Dans le meme esprit que le pop-up restaurant “wastED” sur Blue Hill, le restaurant Royal Dinette à Vancouver a ouvert un pop-up dédié au zéro-gâchis, le “Ugly Duckling Dinner”, (le dinner du vilain petit canard), proposant des menus à base d’ingrédients récupérés. Lancé par David Gunawan, chef et propriétaire du Royal Dinette, le concept sensibilise les clients à la quantité de nourriture qui atterrit quotidiennement dans les décharges.

Même la France, pays de la haute gastronomie, emboîte le pas. Un restaurant parisien, le Freegan Pony, propose des repas préparés à partir des fruits et légumes jetés chaque jour à Rungis, le « plus grand marché du monde », tandis qu’un groupe d’étudiants du prestigieux institut culinaire Ferrandi crée des mets de haute cuisine dans un food truck baptisé Auparager (un mot de vieux français signifiant « sublimer »), en réutilisant les restes d’autres restaurants.

Les développeurs de logiciels proposent également de nombreuses solutions pour participer au mouvement zéro-déchet. Des applications aident à éliminer le gaspillage alimentaire, comme LeftoverSwap, qui permet de partager ses restes avec des inconnus : un concept de peer-to-peer et de troc, appliqué à la nourriture inutilisée, qui repère les utilisateurs grâce à leur téléphone mobile, et permet de réduire le gaspillage.

Rien ne se perd, tout se transforme

Il a été calculé que les Américains à eux seuls rejettent chaque année près de 15 millions de tonnes de vêtements et de chaussures… ! Mais aujourd’hui, de plus en plus de créateurs s’engagent à réutiliser ces matériaux et à leur donner une seconde vie.

Une marque de denim basée à Los Angeles permet aux marques de patrimoine de rester dans le coup, tout en créant un denim durable, en déconstruisant et en redessinant des jeans vintage : RE/DONE prend des Levi’s vintage chargés d’histoire et recompose sur cette base un fitting plus moderne, chaque pièce étant coupée et cousue à la main… Chez TWONESS, marque japonaise basée à New York, le styliste Shin Murayama produit quant à lui de véritables pièces uniques en assemblant deux jeans différents dans un seul et même pantalon, blouson…

Les ordures des uns font donc le Bonheur des autres : Vlisco, fabriquant célèbre de wax en Afrique centrale depuis 1846, s’offre une seconde vie grâce à la créatrice Simone Post qui récupère les chutes  pour réaliser des tapis circulaires.

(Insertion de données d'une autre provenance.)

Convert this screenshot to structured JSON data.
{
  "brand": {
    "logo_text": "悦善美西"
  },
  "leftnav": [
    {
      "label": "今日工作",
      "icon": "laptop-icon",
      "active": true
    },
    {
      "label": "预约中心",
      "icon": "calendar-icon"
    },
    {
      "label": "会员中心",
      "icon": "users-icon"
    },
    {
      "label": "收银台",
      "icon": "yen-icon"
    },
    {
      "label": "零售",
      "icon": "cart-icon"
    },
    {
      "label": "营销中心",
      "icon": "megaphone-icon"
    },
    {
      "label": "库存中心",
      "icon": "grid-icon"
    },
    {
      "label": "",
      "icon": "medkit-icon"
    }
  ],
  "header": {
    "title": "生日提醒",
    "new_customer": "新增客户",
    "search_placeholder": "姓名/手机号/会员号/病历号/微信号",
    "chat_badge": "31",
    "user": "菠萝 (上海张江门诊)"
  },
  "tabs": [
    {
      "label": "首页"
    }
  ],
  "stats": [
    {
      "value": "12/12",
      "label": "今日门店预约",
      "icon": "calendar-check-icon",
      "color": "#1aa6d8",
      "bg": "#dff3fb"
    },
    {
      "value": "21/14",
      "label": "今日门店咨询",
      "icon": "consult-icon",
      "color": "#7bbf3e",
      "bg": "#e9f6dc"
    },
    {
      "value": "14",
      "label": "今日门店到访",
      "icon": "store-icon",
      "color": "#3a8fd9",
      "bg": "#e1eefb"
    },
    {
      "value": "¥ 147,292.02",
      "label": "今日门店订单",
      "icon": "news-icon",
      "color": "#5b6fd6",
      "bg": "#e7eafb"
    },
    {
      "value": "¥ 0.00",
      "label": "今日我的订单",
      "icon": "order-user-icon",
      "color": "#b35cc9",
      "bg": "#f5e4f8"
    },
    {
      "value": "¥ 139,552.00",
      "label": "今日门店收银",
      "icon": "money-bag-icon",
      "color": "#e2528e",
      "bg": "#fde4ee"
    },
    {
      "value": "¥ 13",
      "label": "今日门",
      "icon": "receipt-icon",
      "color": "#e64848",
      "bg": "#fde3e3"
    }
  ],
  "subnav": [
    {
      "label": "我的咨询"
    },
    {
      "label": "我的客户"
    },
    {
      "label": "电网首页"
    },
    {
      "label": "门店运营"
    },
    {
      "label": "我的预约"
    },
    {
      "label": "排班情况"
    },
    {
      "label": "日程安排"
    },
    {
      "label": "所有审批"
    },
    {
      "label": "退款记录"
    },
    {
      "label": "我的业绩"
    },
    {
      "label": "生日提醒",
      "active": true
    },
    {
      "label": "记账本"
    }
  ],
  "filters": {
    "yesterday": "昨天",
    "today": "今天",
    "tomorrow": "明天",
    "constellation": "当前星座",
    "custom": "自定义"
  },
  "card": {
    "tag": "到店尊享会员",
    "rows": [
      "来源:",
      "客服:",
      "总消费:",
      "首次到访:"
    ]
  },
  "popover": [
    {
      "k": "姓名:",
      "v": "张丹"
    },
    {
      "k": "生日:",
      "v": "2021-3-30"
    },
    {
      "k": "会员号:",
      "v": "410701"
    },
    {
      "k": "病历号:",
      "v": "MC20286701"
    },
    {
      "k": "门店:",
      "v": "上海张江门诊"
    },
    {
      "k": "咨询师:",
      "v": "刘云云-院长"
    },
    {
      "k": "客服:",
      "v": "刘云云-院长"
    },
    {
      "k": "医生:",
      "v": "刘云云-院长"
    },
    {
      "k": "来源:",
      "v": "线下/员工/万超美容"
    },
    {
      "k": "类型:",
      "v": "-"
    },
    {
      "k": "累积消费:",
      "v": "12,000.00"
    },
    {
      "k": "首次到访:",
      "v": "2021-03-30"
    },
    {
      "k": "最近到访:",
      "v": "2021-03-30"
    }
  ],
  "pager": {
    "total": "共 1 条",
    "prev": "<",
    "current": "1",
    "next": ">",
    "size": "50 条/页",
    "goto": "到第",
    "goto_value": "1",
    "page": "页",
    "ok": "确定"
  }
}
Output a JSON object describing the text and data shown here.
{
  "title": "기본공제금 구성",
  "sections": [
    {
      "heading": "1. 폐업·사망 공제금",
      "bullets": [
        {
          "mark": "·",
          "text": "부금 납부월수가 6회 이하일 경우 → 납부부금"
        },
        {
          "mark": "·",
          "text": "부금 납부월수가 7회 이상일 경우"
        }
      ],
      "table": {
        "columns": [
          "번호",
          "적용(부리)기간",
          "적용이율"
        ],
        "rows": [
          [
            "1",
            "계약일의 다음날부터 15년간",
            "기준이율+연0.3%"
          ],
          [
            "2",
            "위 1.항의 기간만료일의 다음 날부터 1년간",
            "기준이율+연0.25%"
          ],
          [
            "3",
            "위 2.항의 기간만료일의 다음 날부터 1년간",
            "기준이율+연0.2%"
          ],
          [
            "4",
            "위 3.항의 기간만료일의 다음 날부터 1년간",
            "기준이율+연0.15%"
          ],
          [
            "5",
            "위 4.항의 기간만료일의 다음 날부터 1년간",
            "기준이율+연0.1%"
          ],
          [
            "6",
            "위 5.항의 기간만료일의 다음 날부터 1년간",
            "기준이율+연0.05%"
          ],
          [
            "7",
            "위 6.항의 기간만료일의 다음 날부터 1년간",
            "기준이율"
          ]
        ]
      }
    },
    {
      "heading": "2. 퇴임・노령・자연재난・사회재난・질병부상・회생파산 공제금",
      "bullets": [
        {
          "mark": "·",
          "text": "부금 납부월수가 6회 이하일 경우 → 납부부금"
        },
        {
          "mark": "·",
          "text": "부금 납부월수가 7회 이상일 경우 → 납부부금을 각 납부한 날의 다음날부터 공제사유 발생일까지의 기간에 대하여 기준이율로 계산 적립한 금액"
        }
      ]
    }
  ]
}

De son côté, l’artiste australien Toby Jones recycle des couvertures de laine vintage en les sur-teignant à l’aide de la technique traditionnelle Shibori, tout en conservant leur étiquette originale. Une façon de donner un nouvel usage au produit tout en rendant hommage à sa “première vie”.

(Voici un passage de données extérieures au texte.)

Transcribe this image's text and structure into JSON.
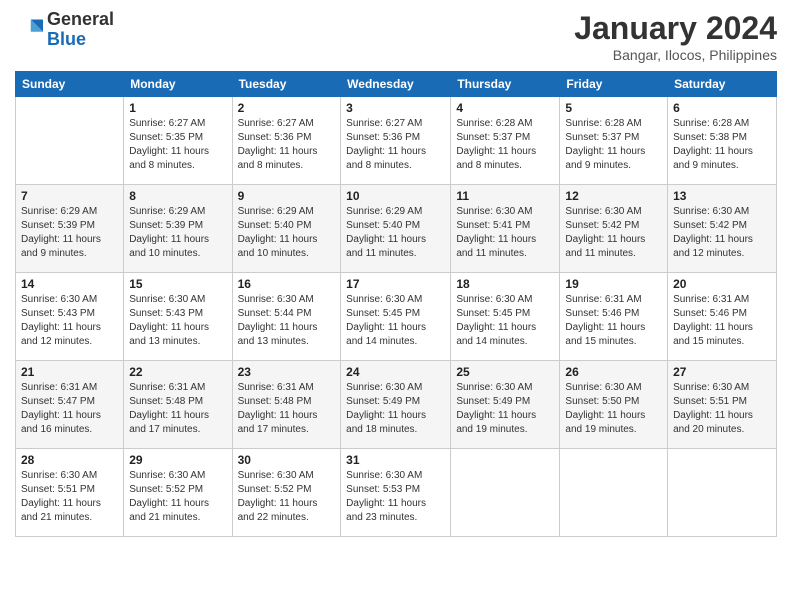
{
  "logo": {
    "text_general": "General",
    "text_blue": "Blue"
  },
  "title": "January 2024",
  "location": "Bangar, Ilocos, Philippines",
  "header_days": [
    "Sunday",
    "Monday",
    "Tuesday",
    "Wednesday",
    "Thursday",
    "Friday",
    "Saturday"
  ],
  "weeks": [
    [
      {
        "day": "",
        "sunrise": "",
        "sunset": "",
        "daylight": ""
      },
      {
        "day": "1",
        "sunrise": "Sunrise: 6:27 AM",
        "sunset": "Sunset: 5:35 PM",
        "daylight": "Daylight: 11 hours and 8 minutes."
      },
      {
        "day": "2",
        "sunrise": "Sunrise: 6:27 AM",
        "sunset": "Sunset: 5:36 PM",
        "daylight": "Daylight: 11 hours and 8 minutes."
      },
      {
        "day": "3",
        "sunrise": "Sunrise: 6:27 AM",
        "sunset": "Sunset: 5:36 PM",
        "daylight": "Daylight: 11 hours and 8 minutes."
      },
      {
        "day": "4",
        "sunrise": "Sunrise: 6:28 AM",
        "sunset": "Sunset: 5:37 PM",
        "daylight": "Daylight: 11 hours and 8 minutes."
      },
      {
        "day": "5",
        "sunrise": "Sunrise: 6:28 AM",
        "sunset": "Sunset: 5:37 PM",
        "daylight": "Daylight: 11 hours and 9 minutes."
      },
      {
        "day": "6",
        "sunrise": "Sunrise: 6:28 AM",
        "sunset": "Sunset: 5:38 PM",
        "daylight": "Daylight: 11 hours and 9 minutes."
      }
    ],
    [
      {
        "day": "7",
        "sunrise": "Sunrise: 6:29 AM",
        "sunset": "Sunset: 5:39 PM",
        "daylight": "Daylight: 11 hours and 9 minutes."
      },
      {
        "day": "8",
        "sunrise": "Sunrise: 6:29 AM",
        "sunset": "Sunset: 5:39 PM",
        "daylight": "Daylight: 11 hours and 10 minutes."
      },
      {
        "day": "9",
        "sunrise": "Sunrise: 6:29 AM",
        "sunset": "Sunset: 5:40 PM",
        "daylight": "Daylight: 11 hours and 10 minutes."
      },
      {
        "day": "10",
        "sunrise": "Sunrise: 6:29 AM",
        "sunset": "Sunset: 5:40 PM",
        "daylight": "Daylight: 11 hours and 11 minutes."
      },
      {
        "day": "11",
        "sunrise": "Sunrise: 6:30 AM",
        "sunset": "Sunset: 5:41 PM",
        "daylight": "Daylight: 11 hours and 11 minutes."
      },
      {
        "day": "12",
        "sunrise": "Sunrise: 6:30 AM",
        "sunset": "Sunset: 5:42 PM",
        "daylight": "Daylight: 11 hours and 11 minutes."
      },
      {
        "day": "13",
        "sunrise": "Sunrise: 6:30 AM",
        "sunset": "Sunset: 5:42 PM",
        "daylight": "Daylight: 11 hours and 12 minutes."
      }
    ],
    [
      {
        "day": "14",
        "sunrise": "Sunrise: 6:30 AM",
        "sunset": "Sunset: 5:43 PM",
        "daylight": "Daylight: 11 hours and 12 minutes."
      },
      {
        "day": "15",
        "sunrise": "Sunrise: 6:30 AM",
        "sunset": "Sunset: 5:43 PM",
        "daylight": "Daylight: 11 hours and 13 minutes."
      },
      {
        "day": "16",
        "sunrise": "Sunrise: 6:30 AM",
        "sunset": "Sunset: 5:44 PM",
        "daylight": "Daylight: 11 hours and 13 minutes."
      },
      {
        "day": "17",
        "sunrise": "Sunrise: 6:30 AM",
        "sunset": "Sunset: 5:45 PM",
        "daylight": "Daylight: 11 hours and 14 minutes."
      },
      {
        "day": "18",
        "sunrise": "Sunrise: 6:30 AM",
        "sunset": "Sunset: 5:45 PM",
        "daylight": "Daylight: 11 hours and 14 minutes."
      },
      {
        "day": "19",
        "sunrise": "Sunrise: 6:31 AM",
        "sunset": "Sunset: 5:46 PM",
        "daylight": "Daylight: 11 hours and 15 minutes."
      },
      {
        "day": "20",
        "sunrise": "Sunrise: 6:31 AM",
        "sunset": "Sunset: 5:46 PM",
        "daylight": "Daylight: 11 hours and 15 minutes."
      }
    ],
    [
      {
        "day": "21",
        "sunrise": "Sunrise: 6:31 AM",
        "sunset": "Sunset: 5:47 PM",
        "daylight": "Daylight: 11 hours and 16 minutes."
      },
      {
        "day": "22",
        "sunrise": "Sunrise: 6:31 AM",
        "sunset": "Sunset: 5:48 PM",
        "daylight": "Daylight: 11 hours and 17 minutes."
      },
      {
        "day": "23",
        "sunrise": "Sunrise: 6:31 AM",
        "sunset": "Sunset: 5:48 PM",
        "daylight": "Daylight: 11 hours and 17 minutes."
      },
      {
        "day": "24",
        "sunrise": "Sunrise: 6:30 AM",
        "sunset": "Sunset: 5:49 PM",
        "daylight": "Daylight: 11 hours and 18 minutes."
      },
      {
        "day": "25",
        "sunrise": "Sunrise: 6:30 AM",
        "sunset": "Sunset: 5:49 PM",
        "daylight": "Daylight: 11 hours and 19 minutes."
      },
      {
        "day": "26",
        "sunrise": "Sunrise: 6:30 AM",
        "sunset": "Sunset: 5:50 PM",
        "daylight": "Daylight: 11 hours and 19 minutes."
      },
      {
        "day": "27",
        "sunrise": "Sunrise: 6:30 AM",
        "sunset": "Sunset: 5:51 PM",
        "daylight": "Daylight: 11 hours and 20 minutes."
      }
    ],
    [
      {
        "day": "28",
        "sunrise": "Sunrise: 6:30 AM",
        "sunset": "Sunset: 5:51 PM",
        "daylight": "Daylight: 11 hours and 21 minutes."
      },
      {
        "day": "29",
        "sunrise": "Sunrise: 6:30 AM",
        "sunset": "Sunset: 5:52 PM",
        "daylight": "Daylight: 11 hours and 21 minutes."
      },
      {
        "day": "30",
        "sunrise": "Sunrise: 6:30 AM",
        "sunset": "Sunset: 5:52 PM",
        "daylight": "Daylight: 11 hours and 22 minutes."
      },
      {
        "day": "31",
        "sunrise": "Sunrise: 6:30 AM",
        "sunset": "Sunset: 5:53 PM",
        "daylight": "Daylight: 11 hours and 23 minutes."
      },
      {
        "day": "",
        "sunrise": "",
        "sunset": "",
        "daylight": ""
      },
      {
        "day": "",
        "sunrise": "",
        "sunset": "",
        "daylight": ""
      },
      {
        "day": "",
        "sunrise": "",
        "sunset": "",
        "daylight": ""
      }
    ]
  ]
}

Un concept que l’on retrouve également dans la boutique Pass the Baton située à Tokyo, qui réinvente la vente d’occasion en jouant sur la théâtralisation de l’histoire des produits : chaque pièce est accompagnée d’une photographie du précédent propriétaire et d’une anecdote personnelle à son sujet. Un concept qui connait un grand succès, et qui vient d’ouvrir une nouvelle adresse dans la ville de Kyoto.